WINFIELD: Well, again, as a lot of theologians have already started to chime in and say, this is very much in keeping with the church's moral theological tradition. The fact though that Francis drew the connection to the case of the nuns in Belgian Congo when Pope Paul VI allowed for artificial contraception to be used when these women were being raped in a context of war, I think that will pose some question for moral theologians that he's making a connection between a situation of war versus a situation of a health epidemic but not a war situation.

SIEGEL: Do you have any sense of how churches in Latin America are going to respond to these comments by the pope?

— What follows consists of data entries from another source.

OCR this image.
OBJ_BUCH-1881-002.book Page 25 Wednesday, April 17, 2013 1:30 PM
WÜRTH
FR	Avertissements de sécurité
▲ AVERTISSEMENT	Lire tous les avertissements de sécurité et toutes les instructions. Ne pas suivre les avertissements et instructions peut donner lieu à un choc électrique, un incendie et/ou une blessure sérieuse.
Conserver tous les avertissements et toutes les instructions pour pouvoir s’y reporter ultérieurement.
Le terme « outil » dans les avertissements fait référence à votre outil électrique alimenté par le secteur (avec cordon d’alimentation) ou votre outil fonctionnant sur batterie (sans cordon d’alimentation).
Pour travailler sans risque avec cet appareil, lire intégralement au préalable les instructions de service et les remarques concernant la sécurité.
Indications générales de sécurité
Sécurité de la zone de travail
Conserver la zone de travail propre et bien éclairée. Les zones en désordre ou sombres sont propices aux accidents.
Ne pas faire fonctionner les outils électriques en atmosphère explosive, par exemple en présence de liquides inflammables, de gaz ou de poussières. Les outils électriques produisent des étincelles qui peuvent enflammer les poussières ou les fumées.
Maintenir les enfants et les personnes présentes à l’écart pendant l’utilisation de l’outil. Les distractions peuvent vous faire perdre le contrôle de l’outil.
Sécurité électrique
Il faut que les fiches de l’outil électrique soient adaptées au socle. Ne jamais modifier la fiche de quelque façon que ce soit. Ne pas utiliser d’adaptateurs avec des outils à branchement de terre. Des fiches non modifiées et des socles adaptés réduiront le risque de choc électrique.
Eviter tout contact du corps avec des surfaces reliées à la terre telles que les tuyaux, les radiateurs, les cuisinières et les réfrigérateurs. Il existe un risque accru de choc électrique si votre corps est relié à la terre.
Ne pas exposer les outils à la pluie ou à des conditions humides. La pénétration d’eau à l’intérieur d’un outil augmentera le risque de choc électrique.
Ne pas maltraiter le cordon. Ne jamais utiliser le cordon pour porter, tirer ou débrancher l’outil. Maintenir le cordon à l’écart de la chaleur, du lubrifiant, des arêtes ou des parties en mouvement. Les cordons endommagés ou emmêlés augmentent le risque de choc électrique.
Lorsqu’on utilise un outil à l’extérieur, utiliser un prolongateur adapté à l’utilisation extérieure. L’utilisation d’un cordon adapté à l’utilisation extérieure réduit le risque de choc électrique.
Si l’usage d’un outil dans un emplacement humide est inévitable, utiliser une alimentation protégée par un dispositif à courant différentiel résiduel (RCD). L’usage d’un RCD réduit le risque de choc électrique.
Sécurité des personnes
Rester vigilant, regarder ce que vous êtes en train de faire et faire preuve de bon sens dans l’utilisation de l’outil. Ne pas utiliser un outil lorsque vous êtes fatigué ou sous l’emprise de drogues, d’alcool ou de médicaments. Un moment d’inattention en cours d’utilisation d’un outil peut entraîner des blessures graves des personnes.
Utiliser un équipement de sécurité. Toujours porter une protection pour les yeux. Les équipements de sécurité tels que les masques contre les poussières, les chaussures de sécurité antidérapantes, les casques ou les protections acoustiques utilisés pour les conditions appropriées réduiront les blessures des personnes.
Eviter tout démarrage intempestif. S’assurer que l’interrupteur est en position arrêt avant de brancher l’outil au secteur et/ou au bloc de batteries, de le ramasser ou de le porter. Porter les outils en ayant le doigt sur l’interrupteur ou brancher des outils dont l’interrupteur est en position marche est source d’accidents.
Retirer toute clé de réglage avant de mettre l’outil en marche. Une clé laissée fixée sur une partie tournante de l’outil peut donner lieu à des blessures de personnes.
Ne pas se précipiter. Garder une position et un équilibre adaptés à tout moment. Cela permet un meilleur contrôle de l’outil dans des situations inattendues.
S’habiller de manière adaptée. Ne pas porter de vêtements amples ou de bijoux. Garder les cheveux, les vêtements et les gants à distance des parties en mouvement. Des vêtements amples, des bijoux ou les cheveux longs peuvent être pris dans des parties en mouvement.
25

WINFIELD: Well, I have read - in the recent weeks, I have read some of the conservata churchmen in Latin America not making any wiggle room. Full stop, our abortion opposition stands firm, our oppositions to artificial contraception stands firm. The church in Latin America, as we saw in the pope's recent trip to Mexico, is very divided, though, just as it is around the world. So I'm sure you're going to have, you know, more progressive churchmen who might take this as, OK, you know, the pope is not opening any new doors because these doors always existed. But, you know, he's saying what is in the moral teaching of the church. There probably will be some conservatives who are saying, you know, why has he sown confusion? And the headlines are going to make people think that the church no longer believes that contraception is wrong.

SIEGEL: That's Nicole Winfield with the Associated Press. She's back in Rome having fun back on the papal plane. Nicole, thanks a lot.